Man, 2018. What a joke. That year felt like one long, pointless, never-ending meeting. That title, that whole Ganeshaspeaks thing about Pisces career stress easing up? Yeah, I was the walking poster child for that nightmare. I was deep in it, and let me tell you, it wasn’t the stars I was checking; it was my bank balance and whether I could afford to just walk out without becoming a total hobo.
I was at this supposed “growth-focused” startup, right? Growth my ass. It was just a bunch of fancy dudes yelling about pivoting every Tuesday. I was a content lead, which basically meant I spent 60 hours a week fixing their incoherent garbage slides and writing blog posts about things nobody cared about. I was constantly glued to my desk. My back hurt, my eyes were perpetually bloodshot, and I’m pretty sure I drank more instant coffee that year than actual water. I’d get home and just crash, totally drained, only to wake up two hours later with my heart pounding, thinking I’d forgotten to reply to some non-urgent email from some clown in accounting.
It was peak burnout. I’d started doing these weird, desperate things. I grabbed that Ganeshaspeaks reading, not because I believed in it—I mean, come on, astrology?—but because I was so lost I’d have tried sacrificing a goat if someone promised it would give me back my weekends. The core question, “Will work stress finally ease up now?” It just kept staring back at me from my phone screen, mocking me. It sounded like a lifeline, but it felt like a trap.
The Practice: Treating the Stars as a Project Brief
I decided to treat the reading like a project brief from the most vague, corporate client imaginable. If this ‘star alignment’ was going to help me, I figured I had to meet it halfway. It wasn’t just going to magically happen. I had to force the ease-up. This wasn’t an act of faith; it was an act of tactical rebellion, inspired by desperation.

Here’s what I mapped out and executed:
- Step 1: The Inventory. I shoved myself into a small, hot bathroom one night and just stared at myself in the mirror. I didn’t write down tasks; I wrote down people and pointless processes. I realized the stress wasn’t the workload, it was one manager and the endless, stupid internal politics. I zeroed in on the source of the rot, not the symptoms.
- Step 2: The Blockade. The reading hinted at confronting obstacles, or something equally vague. I translated that into boundaries. Every time that specific manager sent me a request after 6 PM that wasn’t literally a building burning down, I ignored it. I let it sit. For the first time, I just let people wait. My stomach was churning, waiting for the inevitable blow-up. It never came, just a slightly annoyed email the next morning.

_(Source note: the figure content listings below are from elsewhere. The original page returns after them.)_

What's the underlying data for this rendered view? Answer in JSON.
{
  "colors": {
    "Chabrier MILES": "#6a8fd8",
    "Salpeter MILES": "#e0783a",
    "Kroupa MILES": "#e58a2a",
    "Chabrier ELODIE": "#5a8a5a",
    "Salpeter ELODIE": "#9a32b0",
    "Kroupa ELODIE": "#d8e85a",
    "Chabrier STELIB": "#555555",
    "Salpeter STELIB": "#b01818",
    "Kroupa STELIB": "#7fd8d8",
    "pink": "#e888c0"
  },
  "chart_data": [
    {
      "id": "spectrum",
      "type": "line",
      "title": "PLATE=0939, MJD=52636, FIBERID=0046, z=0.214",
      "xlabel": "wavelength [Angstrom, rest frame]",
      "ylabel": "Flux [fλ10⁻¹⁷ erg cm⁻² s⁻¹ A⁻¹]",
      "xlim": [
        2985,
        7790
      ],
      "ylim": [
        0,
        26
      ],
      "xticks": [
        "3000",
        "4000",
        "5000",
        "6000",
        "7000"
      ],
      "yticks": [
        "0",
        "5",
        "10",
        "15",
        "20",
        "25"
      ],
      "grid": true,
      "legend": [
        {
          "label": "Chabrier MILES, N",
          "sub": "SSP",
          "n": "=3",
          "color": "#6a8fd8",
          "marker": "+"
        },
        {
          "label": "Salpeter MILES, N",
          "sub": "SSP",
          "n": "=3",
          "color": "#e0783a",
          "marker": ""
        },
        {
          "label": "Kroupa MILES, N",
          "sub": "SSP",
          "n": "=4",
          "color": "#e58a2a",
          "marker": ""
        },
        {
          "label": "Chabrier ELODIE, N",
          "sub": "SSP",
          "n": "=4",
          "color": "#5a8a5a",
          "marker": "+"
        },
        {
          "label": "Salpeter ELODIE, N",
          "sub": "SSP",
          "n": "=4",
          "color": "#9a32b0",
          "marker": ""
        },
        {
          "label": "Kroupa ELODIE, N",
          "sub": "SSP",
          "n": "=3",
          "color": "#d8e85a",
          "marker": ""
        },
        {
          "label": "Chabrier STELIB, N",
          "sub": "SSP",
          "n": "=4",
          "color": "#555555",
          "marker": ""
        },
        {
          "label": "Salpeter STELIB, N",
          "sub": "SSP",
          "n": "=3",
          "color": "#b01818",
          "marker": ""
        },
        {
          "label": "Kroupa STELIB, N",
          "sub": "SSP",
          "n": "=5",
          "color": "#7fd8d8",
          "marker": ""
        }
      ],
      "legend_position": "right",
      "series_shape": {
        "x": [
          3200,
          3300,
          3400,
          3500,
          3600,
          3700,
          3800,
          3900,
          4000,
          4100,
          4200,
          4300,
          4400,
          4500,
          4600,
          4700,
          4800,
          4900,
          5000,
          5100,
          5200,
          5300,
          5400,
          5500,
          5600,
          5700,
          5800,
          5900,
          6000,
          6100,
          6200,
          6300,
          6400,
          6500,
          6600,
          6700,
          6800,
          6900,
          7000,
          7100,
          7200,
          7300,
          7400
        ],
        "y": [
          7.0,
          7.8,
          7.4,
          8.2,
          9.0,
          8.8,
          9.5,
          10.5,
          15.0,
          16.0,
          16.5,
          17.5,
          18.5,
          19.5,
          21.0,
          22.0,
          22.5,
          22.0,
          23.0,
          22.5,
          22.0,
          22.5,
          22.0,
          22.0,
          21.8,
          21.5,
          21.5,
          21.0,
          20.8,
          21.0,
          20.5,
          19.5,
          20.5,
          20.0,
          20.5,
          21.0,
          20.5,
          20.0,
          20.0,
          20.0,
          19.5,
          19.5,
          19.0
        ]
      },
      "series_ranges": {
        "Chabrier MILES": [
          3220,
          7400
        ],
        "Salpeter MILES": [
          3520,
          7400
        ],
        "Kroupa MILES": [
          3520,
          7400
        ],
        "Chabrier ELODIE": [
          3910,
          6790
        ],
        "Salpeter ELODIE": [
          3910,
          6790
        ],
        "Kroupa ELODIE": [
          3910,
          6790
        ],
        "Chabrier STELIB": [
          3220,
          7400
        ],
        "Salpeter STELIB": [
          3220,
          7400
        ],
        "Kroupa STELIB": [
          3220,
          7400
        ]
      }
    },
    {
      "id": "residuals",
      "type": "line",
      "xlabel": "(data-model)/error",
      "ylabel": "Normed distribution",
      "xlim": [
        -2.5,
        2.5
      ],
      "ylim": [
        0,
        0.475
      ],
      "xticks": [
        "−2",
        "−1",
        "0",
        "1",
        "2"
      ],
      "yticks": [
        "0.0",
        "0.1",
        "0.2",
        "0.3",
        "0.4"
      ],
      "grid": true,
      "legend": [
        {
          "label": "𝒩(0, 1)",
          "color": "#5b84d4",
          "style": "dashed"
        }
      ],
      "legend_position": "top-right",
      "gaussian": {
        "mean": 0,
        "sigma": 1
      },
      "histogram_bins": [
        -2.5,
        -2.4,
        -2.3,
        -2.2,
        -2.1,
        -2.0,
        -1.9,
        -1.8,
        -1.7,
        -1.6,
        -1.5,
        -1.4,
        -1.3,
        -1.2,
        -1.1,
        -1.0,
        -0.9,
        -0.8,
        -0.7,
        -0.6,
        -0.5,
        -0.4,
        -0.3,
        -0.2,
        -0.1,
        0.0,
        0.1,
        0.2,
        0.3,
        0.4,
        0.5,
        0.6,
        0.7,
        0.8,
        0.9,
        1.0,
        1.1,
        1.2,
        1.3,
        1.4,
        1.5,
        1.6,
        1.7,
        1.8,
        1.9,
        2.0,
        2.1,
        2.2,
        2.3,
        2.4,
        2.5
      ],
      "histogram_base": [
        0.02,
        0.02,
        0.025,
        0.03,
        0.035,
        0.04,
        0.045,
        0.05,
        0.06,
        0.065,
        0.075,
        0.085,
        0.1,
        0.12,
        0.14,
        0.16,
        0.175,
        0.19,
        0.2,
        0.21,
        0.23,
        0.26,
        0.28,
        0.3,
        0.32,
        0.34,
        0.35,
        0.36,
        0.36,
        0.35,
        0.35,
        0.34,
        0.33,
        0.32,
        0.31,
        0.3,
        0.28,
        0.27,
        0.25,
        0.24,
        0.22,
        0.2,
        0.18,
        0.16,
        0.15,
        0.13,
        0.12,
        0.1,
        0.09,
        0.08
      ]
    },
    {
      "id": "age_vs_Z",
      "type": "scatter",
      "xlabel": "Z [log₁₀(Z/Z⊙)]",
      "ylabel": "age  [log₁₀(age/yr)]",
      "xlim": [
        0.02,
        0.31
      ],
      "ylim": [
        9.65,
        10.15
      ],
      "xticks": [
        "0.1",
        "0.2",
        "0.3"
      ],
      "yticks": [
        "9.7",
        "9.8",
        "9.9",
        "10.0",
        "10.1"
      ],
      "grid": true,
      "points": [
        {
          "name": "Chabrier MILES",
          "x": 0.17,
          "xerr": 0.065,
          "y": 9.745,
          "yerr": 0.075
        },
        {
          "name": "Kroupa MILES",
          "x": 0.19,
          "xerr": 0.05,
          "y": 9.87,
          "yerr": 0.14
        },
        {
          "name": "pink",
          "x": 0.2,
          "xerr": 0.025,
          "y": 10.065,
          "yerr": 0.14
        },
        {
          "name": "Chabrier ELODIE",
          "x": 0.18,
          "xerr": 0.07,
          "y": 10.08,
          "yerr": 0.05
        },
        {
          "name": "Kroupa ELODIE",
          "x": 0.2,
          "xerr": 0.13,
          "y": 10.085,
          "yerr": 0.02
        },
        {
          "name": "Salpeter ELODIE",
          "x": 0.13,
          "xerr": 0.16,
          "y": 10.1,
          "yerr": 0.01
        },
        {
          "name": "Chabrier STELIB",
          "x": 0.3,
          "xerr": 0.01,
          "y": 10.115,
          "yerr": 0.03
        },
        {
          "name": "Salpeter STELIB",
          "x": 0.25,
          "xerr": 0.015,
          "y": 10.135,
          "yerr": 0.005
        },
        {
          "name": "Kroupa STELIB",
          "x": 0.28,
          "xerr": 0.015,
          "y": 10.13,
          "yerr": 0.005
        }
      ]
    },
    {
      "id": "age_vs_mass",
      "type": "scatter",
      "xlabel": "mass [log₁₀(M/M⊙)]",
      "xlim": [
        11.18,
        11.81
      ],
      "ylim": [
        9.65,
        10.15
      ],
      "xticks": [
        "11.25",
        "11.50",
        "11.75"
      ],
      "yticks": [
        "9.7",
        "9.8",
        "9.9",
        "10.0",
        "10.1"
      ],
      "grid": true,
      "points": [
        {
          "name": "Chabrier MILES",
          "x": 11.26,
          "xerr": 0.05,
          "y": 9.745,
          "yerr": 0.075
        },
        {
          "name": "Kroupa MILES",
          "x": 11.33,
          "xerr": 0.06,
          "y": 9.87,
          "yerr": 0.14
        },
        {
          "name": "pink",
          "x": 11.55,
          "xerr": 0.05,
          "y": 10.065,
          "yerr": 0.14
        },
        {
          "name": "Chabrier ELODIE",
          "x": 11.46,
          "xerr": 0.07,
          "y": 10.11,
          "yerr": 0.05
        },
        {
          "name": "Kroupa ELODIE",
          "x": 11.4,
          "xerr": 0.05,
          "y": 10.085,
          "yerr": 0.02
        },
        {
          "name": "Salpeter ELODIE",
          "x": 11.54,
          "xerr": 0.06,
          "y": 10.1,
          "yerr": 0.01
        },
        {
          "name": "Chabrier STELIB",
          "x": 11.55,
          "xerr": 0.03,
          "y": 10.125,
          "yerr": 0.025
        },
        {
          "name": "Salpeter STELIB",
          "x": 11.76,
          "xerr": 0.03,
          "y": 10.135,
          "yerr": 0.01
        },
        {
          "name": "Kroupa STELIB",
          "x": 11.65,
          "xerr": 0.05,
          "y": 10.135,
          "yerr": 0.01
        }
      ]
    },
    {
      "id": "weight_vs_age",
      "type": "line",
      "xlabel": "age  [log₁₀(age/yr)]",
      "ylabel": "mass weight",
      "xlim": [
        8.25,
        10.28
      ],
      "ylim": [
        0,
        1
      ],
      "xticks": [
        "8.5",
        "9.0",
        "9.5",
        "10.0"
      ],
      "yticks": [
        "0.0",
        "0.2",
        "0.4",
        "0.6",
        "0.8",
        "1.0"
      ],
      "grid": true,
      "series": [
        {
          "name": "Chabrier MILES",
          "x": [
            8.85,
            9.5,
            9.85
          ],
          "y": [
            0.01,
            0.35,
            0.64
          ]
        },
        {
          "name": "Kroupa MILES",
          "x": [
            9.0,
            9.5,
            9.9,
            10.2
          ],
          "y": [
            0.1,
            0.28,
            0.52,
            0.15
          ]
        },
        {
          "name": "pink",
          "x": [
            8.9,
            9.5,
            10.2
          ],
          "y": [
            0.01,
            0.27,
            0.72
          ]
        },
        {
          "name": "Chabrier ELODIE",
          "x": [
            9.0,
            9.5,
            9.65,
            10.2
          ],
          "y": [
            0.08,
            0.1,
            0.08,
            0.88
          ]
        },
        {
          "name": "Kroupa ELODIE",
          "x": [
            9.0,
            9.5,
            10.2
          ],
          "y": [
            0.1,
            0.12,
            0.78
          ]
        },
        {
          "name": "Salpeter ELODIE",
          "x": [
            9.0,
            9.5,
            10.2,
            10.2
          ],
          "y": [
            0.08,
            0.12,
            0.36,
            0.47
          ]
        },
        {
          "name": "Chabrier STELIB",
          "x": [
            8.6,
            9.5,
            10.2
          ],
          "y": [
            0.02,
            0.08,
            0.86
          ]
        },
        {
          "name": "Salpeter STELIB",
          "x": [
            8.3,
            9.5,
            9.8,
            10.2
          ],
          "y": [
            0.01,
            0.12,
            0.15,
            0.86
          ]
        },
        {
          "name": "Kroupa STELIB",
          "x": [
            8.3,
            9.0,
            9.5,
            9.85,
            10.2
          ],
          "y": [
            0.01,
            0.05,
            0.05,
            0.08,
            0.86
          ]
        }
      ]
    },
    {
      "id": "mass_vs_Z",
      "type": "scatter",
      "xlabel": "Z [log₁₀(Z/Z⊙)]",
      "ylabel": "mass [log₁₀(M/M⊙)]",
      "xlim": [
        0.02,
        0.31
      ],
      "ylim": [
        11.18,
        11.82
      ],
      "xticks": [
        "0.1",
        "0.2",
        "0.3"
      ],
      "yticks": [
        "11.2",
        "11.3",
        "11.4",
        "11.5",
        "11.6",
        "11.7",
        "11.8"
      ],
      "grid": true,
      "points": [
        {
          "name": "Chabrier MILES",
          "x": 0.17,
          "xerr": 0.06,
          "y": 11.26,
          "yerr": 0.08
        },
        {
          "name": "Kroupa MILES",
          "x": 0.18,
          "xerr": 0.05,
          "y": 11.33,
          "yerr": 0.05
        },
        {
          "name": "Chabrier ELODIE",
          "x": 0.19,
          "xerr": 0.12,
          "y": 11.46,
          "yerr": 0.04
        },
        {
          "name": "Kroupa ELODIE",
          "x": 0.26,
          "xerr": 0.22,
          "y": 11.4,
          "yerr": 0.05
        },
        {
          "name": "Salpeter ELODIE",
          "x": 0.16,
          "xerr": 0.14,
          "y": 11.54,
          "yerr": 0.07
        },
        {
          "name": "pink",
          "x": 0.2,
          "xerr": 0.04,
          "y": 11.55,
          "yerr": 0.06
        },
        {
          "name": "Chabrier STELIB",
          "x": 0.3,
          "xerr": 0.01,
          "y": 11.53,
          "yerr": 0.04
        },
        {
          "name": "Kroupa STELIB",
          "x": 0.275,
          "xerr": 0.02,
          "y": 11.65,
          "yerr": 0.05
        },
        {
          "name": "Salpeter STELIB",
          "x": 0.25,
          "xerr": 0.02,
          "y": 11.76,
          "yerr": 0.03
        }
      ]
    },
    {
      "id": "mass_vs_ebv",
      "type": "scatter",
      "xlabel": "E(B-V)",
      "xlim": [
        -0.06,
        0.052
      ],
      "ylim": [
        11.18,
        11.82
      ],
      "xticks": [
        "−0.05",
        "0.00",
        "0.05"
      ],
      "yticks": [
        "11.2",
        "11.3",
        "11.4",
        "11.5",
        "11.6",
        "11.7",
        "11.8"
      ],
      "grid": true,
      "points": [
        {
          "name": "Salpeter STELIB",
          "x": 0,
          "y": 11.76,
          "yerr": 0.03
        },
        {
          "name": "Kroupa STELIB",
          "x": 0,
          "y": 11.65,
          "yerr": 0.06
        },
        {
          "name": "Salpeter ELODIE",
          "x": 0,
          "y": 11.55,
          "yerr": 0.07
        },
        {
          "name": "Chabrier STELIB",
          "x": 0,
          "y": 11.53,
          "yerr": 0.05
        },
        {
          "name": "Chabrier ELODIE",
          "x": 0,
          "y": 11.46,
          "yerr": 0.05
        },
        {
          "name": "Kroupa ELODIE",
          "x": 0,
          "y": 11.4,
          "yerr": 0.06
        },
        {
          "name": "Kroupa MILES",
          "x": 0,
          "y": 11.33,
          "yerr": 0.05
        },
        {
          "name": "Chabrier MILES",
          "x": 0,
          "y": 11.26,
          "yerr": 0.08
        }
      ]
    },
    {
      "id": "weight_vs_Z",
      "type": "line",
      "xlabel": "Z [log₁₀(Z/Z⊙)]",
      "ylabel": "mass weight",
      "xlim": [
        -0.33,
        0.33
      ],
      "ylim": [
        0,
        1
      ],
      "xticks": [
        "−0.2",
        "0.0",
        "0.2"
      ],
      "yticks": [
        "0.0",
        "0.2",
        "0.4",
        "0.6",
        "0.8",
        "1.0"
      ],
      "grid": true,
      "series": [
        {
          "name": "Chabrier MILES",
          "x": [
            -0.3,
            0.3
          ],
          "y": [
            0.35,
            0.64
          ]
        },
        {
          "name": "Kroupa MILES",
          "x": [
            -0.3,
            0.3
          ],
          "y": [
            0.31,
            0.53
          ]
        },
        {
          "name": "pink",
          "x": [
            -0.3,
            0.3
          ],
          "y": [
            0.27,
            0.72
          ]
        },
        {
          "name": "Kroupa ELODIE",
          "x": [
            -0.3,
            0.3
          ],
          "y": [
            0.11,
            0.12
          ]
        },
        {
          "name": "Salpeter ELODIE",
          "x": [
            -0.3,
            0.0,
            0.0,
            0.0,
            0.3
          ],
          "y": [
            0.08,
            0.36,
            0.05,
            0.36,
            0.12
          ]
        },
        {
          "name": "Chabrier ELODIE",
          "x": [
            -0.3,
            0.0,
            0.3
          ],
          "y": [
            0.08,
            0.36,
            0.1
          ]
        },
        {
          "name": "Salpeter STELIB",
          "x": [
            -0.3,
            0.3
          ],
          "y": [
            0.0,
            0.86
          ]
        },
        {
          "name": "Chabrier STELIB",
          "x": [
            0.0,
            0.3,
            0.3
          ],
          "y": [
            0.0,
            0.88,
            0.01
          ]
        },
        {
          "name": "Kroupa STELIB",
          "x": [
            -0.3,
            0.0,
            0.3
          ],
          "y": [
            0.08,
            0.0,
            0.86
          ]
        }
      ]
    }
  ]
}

- Step 3: The Search Aggression. I figured if the cosmic pressure was easing up, it was time to apply real pressure to change my situation. I fired up LinkedIn, updated my CV, and hit “Apply” with a vengeance. I didn’t care if the jobs were lateral moves or slightly less pay. I just wanted out. I went from sending out two weak applications a week to blasting out ten high-effort ones every night. I treated job searching like my second, more important job.
- Step 4: The Showdown. This was the biggest, dumbest thing I did. A colleague was actively taking credit for my big Q3 report. I marched straight into the CFO’s office, not my manager’s (because he was useless), and dumped the email chain evidence right on his desk. My hands were shaking. I fully expected to be escorted out by security.
The Outcome: The Stress Melted, but Not How They Said
The cosmic joke? The stress did ease up. Massively. But not because Jupiter was in some favorable aspect, or whatever the hell the reading said.
The pressure stopped crushing me the second I actively wrestled back control. That confrontation in the CFO’s office? It didn’t get me fired; it got the manager in trouble and they suddenly backed off me completely. The fear was worse than the reality. That’s the real lesson I pulled out of that whole mess.
Within six weeks of treating that horoscope like a kick in the pants, I landed a new role at a much calmer place—a stable, old-school media company. I didn’t even negotiate that hard; I just grabbed the offer and ran, signing the paperwork with a massive sigh of relief you could probably hear across the whole state. I walked into the startup office the next day, handed in my two-week notice, and watched my tyrannical manager’s face just drop. Seeing that alone was worth the whole damn year of stress.
So, did the stress finally ease up? Yeah. Was it the stars? Nah. It was the fact that some random weekly forecast gave my burnt-out brain the permission it needed to finally fight back. It wasn’t a prediction; it was a psychological trigger. I used the cosmic forecast as a deadline for my own personal exit strategy. Sometimes you need a silly little Internet post to shove you off the cliff you were standing on anyway. That’s the whole record of my 2018 career “practice.” I shucked that old self and never looked back. Took the stress and turned it into leverage. That’s the real magic trick.